11th 1985, the International Cometary Explorer or ICE (USA) became the first spacecraft to encounter a comet by flying through the dust tail of Comet Giacobini-Zinner.

14th 1959, Luna 2 (USSR) was the first craft to fly to and impact another body, in this case the Moon. It released sodium gas to allow visible tracking, used radio for telemetry transmission, and crashed into Mare Imbrium (the Sea of Rains).

17th 1976, NASA unveils its concept for a Space Transportation System, a rocket launched and glider return orbiter known as the Space Shuttle.

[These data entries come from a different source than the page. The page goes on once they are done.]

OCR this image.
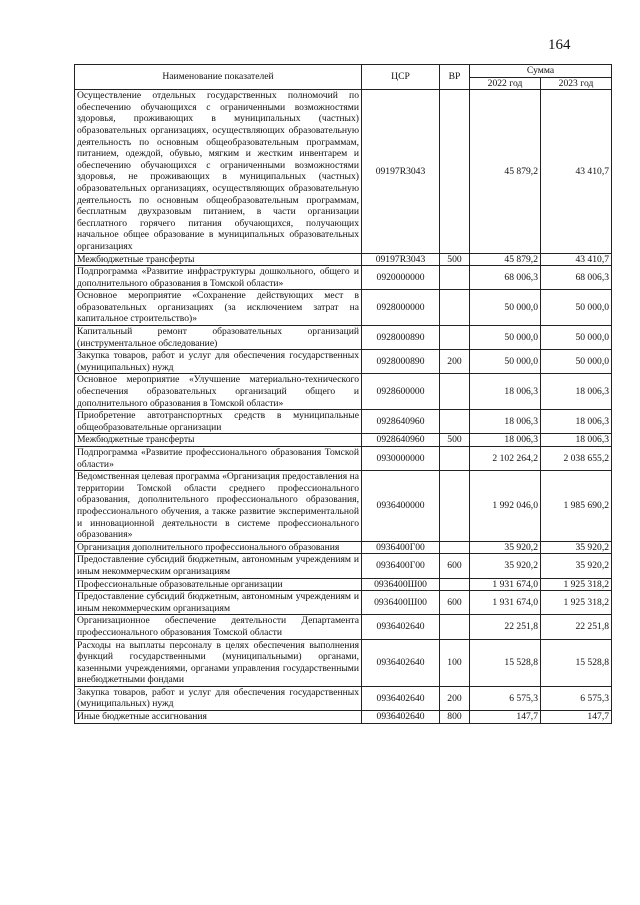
164
Наименование показателей	ЦСР	ВР	Сумма	
			2022 год	2023 год
Осуществление отдельных государственных полномочий по обеспечению обучающихся с ограниченными возможностями здоровья, проживающих в муниципальных (частных) образовательных организациях, осуществляющих образовательную деятельность по основным общеобразовательным программам, питанием, одеждой, обувью, мягким и жестким инвентарем и обеспечению обучающихся с ограниченными возможностями здоровья, не проживающих в муниципальных (частных) образовательных организациях, осуществляющих образовательную деятельность по основным общеобразовательным программам, бесплатным двухразовым питанием, в части организации бесплатного горячего питания обучающихся, получающих начальное общее образование в муниципальных образовательных организациях	09197R3043		45 879,2	43 410,7
Межбюджетные трансферты	09197R3043	500	45 879,2	43 410,7
Подпрограмма «Развитие инфраструктуры дошкольного, общего и дополнительного образования в Томской области»	0920000000		68 006,3	68 006,3
Основное мероприятие «Сохранение действующих мест в образовательных организациях (за исключением затрат на капитальное строительство)»	0928000000		50 000,0	50 000,0
Капитальный ремонт образовательных организаций (инструментальное обследование)	0928000890		50 000,0	50 000,0
Закупка товаров, работ и услуг для обеспечения государственных (муниципальных) нужд	0928000890	200	50 000,0	50 000,0
Основное мероприятие «Улучшение материально-технического обеспечения образовательных организаций общего и дополнительного образования в Томской области»	0928600000		18 006,3	18 006,3
Приобретение автотранспортных средств в муниципальные общеобразовательные организации	0928640960		18 006,3	18 006,3
Межбюджетные трансферты	0928640960	500	18 006,3	18 006,3
Подпрограмма «Развитие профессионального образования Томской области»	0930000000		2 102 264,2	2 038 655,2
Ведомственная целевая программа «Организация предоставления на территории Томской области среднего профессионального образования, дополнительного профессионального образования, профессионального обучения, а также развитие экспериментальной и инновационной деятельности в системе профессионального образования»	0936400000		1 992 046,0	1 985 690,2
Организация дополнительного профессионального образования	0936400Г00		35 920,2	35 920,2
Предоставление субсидий бюджетным, автономным учреждениям и иным некоммерческим организациям	0936400Г00	600	35 920,2	35 920,2
Профессиональные образовательные организации	0936400Ш00		1 931 674,0	1 925 318,2
Предоставление субсидий бюджетным, автономным учреждениям и иным некоммерческим организациям	0936400Ш00	600	1 931 674,0	1 925 318,2
Организационное обеспечение деятельности Департамента профессионального образования Томской области	0936402640		22 251,8	22 251,8
Расходы на выплаты персоналу в целях обеспечения выполнения функций государственными (муниципальными) органами, казенными учреждениями, органами управления государственными внебюджетными фондами	0936402640	100	15 528,8	15 528,8
Закупка товаров, работ и услуг для обеспечения государственных (муниципальных) нужд	0936402640	200	6 575,3	6 575,3
Иные бюджетные ассигнования	0936402640	800	147,7	147,7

17th 1857, birth of Konstantin Tsiolkovsky, a pioneering Russian then Soviet teacher whose theoretical work on aerodynamics and rocketry influenced all who followed. He advocated spaceflight and believed humans would colonise the galaxy.

18th 1977, Voyager 1 (USA) sends the first image of Earth and Moon together taken, from a distance of 11.6 million km while on its way to Jupiter.

21st 1633, the Roman Catholic Inquisition begins its trial of Galileo for heresy in publishing and advocating a heliocentric or Sun-centred solar system contrary to church doctrine, dogma and scripture.

23rd 1846, Neptune, first predicted by Urbain Le Verrier (France), is discovered by Johanne Gottfried Galle (Germany) with John Couch Adams (UK) recognised for an independent discovery.

27th 1905, Albert Einstein published his paper containing the famous equation E=mc2 (energy equals mass multiplied by the speed of light squared), meaning a small amount of matter is equivalent to, or can be converted into, a great deal of energy.